I failed miserably in my attempts to support my tomatoes, while they were still young.  Fortunately heritage breeds are accustomed to this neglect and produced in mass regardless.  In the deep south tomatoes are the colicky kids of the garden.  No matter how much you walk the floor with them while spraying for bugs and fungus, they usually only spit out a few measly tomatoes.  Usually before you can get the full crop ripened a wilt of some kind attacks and you are suddenly trying to figure out how to get your family to eat three bushels of green tomatoes.

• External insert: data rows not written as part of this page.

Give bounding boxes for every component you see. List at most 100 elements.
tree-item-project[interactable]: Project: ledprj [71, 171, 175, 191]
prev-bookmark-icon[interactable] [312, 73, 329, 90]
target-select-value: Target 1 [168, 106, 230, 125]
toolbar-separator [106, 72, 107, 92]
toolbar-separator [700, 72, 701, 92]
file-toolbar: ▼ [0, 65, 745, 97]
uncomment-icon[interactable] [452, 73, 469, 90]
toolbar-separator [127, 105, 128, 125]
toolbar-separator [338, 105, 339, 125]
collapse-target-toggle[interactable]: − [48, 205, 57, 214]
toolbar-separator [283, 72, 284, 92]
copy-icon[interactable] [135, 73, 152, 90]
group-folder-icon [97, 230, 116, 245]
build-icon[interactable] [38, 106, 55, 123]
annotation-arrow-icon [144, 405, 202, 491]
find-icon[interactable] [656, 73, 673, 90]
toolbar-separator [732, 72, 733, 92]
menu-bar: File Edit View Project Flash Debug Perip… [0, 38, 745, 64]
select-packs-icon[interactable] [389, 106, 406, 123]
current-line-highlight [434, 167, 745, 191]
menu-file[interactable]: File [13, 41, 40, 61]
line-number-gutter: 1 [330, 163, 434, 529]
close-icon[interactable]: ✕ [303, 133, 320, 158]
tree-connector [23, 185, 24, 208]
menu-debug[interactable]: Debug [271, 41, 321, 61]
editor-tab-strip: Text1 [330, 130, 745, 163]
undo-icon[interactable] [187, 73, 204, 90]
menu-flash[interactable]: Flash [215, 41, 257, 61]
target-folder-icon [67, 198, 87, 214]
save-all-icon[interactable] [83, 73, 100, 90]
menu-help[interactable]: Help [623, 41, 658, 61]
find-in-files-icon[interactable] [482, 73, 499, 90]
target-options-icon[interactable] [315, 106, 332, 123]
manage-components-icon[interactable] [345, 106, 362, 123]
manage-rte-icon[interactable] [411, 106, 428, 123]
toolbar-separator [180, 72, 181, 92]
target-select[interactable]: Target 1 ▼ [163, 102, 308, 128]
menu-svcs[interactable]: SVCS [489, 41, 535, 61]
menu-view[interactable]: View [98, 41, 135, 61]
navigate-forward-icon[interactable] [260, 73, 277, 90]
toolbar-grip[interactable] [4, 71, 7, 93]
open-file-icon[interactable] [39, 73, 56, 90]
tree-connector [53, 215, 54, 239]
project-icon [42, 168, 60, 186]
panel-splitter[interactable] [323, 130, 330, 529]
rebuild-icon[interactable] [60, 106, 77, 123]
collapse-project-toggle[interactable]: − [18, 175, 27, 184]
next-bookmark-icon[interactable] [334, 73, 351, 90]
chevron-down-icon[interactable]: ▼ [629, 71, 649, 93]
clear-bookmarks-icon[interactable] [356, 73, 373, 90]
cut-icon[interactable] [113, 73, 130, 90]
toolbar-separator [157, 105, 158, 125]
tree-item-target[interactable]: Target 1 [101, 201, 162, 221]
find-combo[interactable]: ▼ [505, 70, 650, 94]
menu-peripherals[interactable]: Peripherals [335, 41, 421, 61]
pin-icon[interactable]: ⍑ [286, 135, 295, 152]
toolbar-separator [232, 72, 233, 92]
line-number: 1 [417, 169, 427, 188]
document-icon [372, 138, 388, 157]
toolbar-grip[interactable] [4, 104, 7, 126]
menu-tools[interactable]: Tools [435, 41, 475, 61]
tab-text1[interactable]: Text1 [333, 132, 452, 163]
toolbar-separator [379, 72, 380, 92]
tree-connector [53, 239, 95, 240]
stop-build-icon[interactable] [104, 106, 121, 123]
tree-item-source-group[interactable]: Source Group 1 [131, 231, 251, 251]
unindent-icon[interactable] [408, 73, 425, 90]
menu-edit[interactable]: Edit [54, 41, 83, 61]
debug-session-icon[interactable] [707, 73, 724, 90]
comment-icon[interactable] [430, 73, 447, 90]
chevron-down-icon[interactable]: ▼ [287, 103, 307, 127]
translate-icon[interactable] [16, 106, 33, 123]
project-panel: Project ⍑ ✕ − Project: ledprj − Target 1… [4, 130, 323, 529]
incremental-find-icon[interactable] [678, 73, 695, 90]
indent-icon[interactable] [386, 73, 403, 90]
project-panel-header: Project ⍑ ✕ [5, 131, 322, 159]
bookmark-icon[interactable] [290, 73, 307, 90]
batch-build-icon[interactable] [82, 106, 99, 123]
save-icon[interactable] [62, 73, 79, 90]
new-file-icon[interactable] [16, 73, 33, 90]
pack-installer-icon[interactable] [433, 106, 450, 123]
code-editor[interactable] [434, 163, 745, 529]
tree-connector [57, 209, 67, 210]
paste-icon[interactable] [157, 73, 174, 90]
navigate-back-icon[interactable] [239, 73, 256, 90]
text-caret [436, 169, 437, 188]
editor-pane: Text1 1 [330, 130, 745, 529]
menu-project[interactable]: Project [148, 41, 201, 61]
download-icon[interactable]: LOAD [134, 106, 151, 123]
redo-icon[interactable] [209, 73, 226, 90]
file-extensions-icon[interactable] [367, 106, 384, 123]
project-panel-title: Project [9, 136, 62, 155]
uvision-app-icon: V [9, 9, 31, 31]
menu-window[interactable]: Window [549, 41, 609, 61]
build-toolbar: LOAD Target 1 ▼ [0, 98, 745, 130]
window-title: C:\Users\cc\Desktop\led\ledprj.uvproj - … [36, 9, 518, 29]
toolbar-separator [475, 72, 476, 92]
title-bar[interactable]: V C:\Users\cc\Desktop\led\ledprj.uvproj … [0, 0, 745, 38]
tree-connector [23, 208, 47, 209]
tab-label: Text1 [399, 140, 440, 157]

Up in the mountains with the cool summer nights, the heritage breeds grow strong and produce ugly and twisted, but very tasty maters.  I have yet to decide if I should treat them better next year or just let them sprawl and do their thing.  In the mean time, I’ve canned 20 pints of stewed tomatoes and eaten as many tomato sandwiches as I possibly can.

maters

We’ve already planted pumpkins and will be adding spinach, beets, celery, onions, kale, and turnips to the fall garden.  Come January I am sure that I will be thumbing through the seed catalogs and dreaming of digging into the soil with new energy.  Right now, though, I am ready for this baby to take a nap.

Have you ever had a garden plot take over your life?  What is your favorite veggie to grow?